Tom Johansmeyer is the Senior Content Director at enter:marketing. He also blogs for Cigar Reader, of which he is co-founder, Gadling, and Luxist.
I follow around 400 people on Twitter, and only a fraction of them are truly active. Nonetheless, it’s tough to keep track of everyone who interests me, and undoubtedly, I miss some interesting tweets that could also be great blogging fodder. This is hardly unique problem. Every active social media user is starting to feel crowded on Facebook, Twitter and LinkedIn, and increasing information flow only stands to make matters worse.
Twitter is adding users overseas aggressively, and Facebook is pushing forward to 450 million users, and at least of few of these new members will take to the platforms and click like crazy. This means there will be more connections, more status updates and more content for existing users to digest. And, it will impede the traditional Holy Grail of social media – developing genuine connections and dialogue.
As a social media marketer in the B2B space, I’m watching these developments closely, and it’s obvious that the time for a change in attitude is upon us. The objectives of trying to forge strong bidirectional brand relationships and participating in industry- or community-wide dialogues are not as realistic as they were when Twitter had 3 million users and Facebook was creeping out from MySpace’s shadow. Today, social media communities are large. LinkedIn groups boast tens of thousands of members even in niche markets, and major brands have gained following of millions.
What’s a social media marketer to do? Go retro!
It’s the Internet All over Again
Social media communities are starting to look more like, well, the internet. You have extremely large groups forming, and to engage potential clients, it’s becoming necessary to eschew the personal in favor of mass media strategies. Successful engagement techniques in the near future will consist of a hybrid approach – blending the rich outreach features of social media platforms with the traditional segmenting and communication styles that work well when you can’t talk to every community member personally and individually.
This is an unpopular view, especially among early adopters of social media. Few want to give up the revolutionary characteristics of this movement, in which the faceless brands are forced to enter the trenches and become personal, real. This expectation, however, is equivalent to setting up a lawn chair on Columbus Circle and trying to befriend every person who walks by – during rush hour. It just won’t happen.

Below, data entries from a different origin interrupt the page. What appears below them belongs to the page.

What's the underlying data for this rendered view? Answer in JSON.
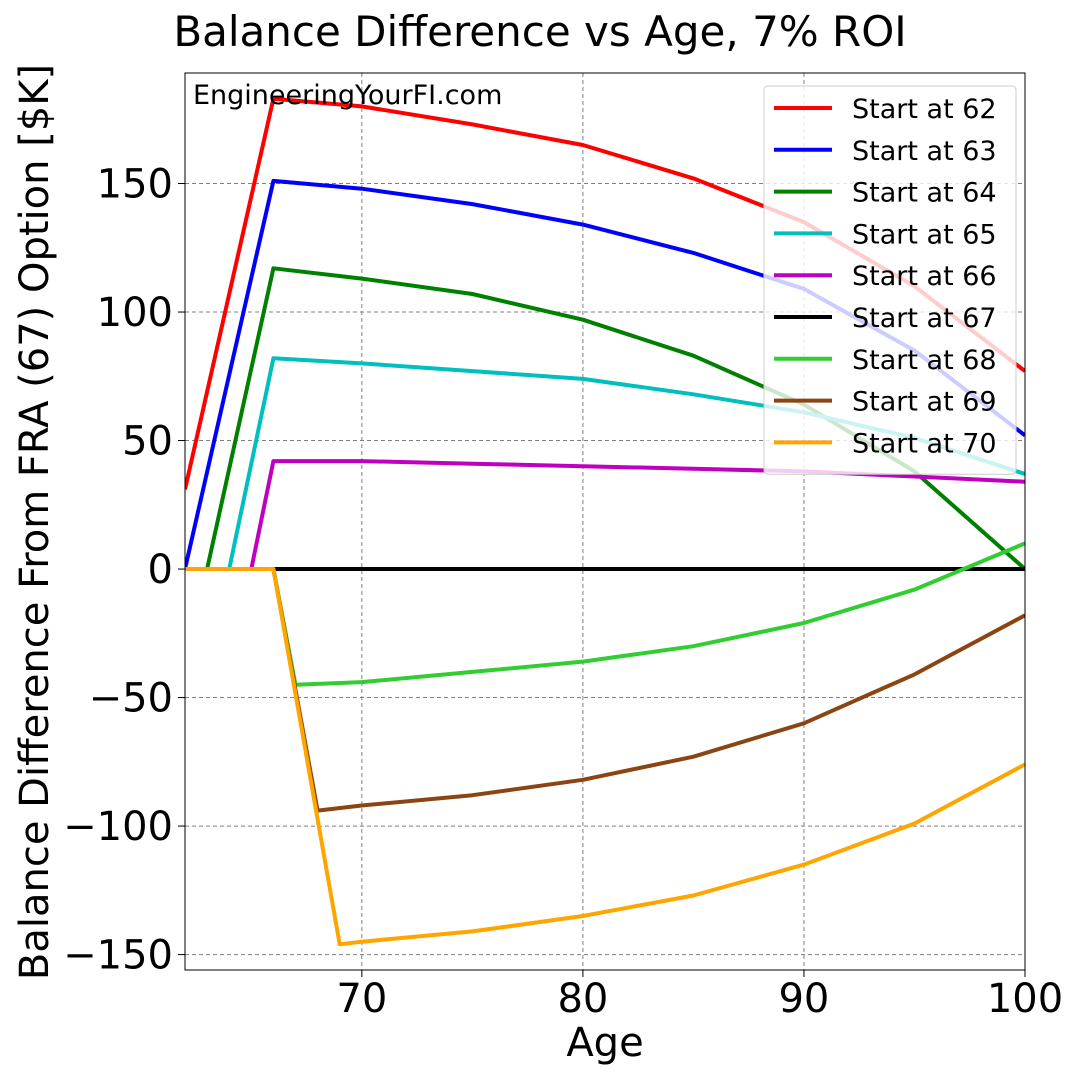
{
  "chart_data": {
    "type": "line",
    "title": "Balance Difference vs Age, 7% ROI",
    "xlabel": "Age",
    "ylabel": "Balance Difference From FRA (67) Option [$K]",
    "watermark": "EngineeringYourFI.com",
    "xlim": [
      62,
      100
    ],
    "ylim": [
      -156,
      193
    ],
    "xticks": [
      70,
      80,
      90,
      100
    ],
    "yticks": [
      -150,
      -100,
      -50,
      0,
      50,
      100,
      150
    ],
    "xtick_labels": [
      "70",
      "80",
      "90",
      "100"
    ],
    "ytick_labels": [
      "−150",
      "−100",
      "−50",
      "0",
      "50",
      "100",
      "150"
    ],
    "grid": true,
    "legend_position": "top-right",
    "series": [
      {
        "name": "Start at 62",
        "color": "#ff0000",
        "x": [
          62,
          66,
          70,
          75,
          80,
          85,
          90,
          95,
          100
        ],
        "values": [
          31,
          183,
          180,
          173,
          165,
          152,
          135,
          110,
          77
        ]
      },
      {
        "name": "Start at 63",
        "color": "#0000ff",
        "x": [
          62,
          66,
          70,
          75,
          80,
          85,
          90,
          95,
          100
        ],
        "values": [
          0,
          151,
          148,
          142,
          134,
          123,
          109,
          85,
          52
        ]
      },
      {
        "name": "Start at 64",
        "color": "#008000",
        "x": [
          62,
          63,
          66,
          70,
          75,
          80,
          85,
          90,
          95,
          100
        ],
        "values": [
          0,
          0,
          117,
          113,
          107,
          97,
          83,
          64,
          38,
          0
        ]
      },
      {
        "name": "Start at 65",
        "color": "#00bfbf",
        "x": [
          62,
          64,
          66,
          70,
          75,
          80,
          85,
          90,
          95,
          100
        ],
        "values": [
          0,
          0,
          82,
          80,
          77,
          74,
          68,
          61,
          51,
          37
        ]
      },
      {
        "name": "Start at 66",
        "color": "#bf00bf",
        "x": [
          62,
          65,
          66,
          70,
          75,
          80,
          85,
          90,
          95,
          100
        ],
        "values": [
          0,
          0,
          42,
          42,
          41,
          40,
          39,
          38,
          36,
          34
        ]
      },
      {
        "name": "Start at 67",
        "color": "#000000",
        "x": [
          62,
          100
        ],
        "values": [
          0,
          0
        ]
      },
      {
        "name": "Start at 68",
        "color": "#32cd32",
        "x": [
          62,
          66,
          67,
          70,
          75,
          80,
          85,
          90,
          95,
          100
        ],
        "values": [
          0,
          0,
          -45,
          -44,
          -40,
          -36,
          -30,
          -21,
          -8,
          10
        ]
      },
      {
        "name": "Start at 69",
        "color": "#8b4513",
        "x": [
          62,
          66,
          68,
          70,
          75,
          80,
          85,
          90,
          95,
          100
        ],
        "values": [
          0,
          0,
          -94,
          -92,
          -88,
          -82,
          -73,
          -60,
          -41,
          -18
        ]
      },
      {
        "name": "Start at 70",
        "color": "#ffa500",
        "x": [
          62,
          66,
          69,
          70,
          75,
          80,
          85,
          90,
          95,
          100
        ],
        "values": [
          0,
          0,
          -146,
          -145,
          -141,
          -135,
          -127,
          -115,
          -99,
          -76
        ]
      }
    ]
  }
}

To turn your social media marketing investment into an ROI machine, you may need to forget the lessons of the masters and think back to the way things were. This starts with being seen.
Assume you have half a million fans or followers. There’s a good chance that each of these people is not following only you (or your company). Thus, you could be competing with hundreds or thousands of other social media users to catch the attention of each fan or follower. Your tweets, status updates and event invitations risk being consumed by a sea of the same. Differentiating yourself by quality is a great idea – as long as you can be seen: this is a retention tactic, not a way to be found.
Conventional social media wisdom, if there is such a thing, suggests that you should get personal, reach out to individuals (e.g., via @ messages on Twitter or leaving comments on individuals’ walls on Facbook). Half a million of them? I hope you have time on your hands. You could narrow the field by identifying the highest-value fan or followers you have, but again, this takes time. Personal engagement is not realistic.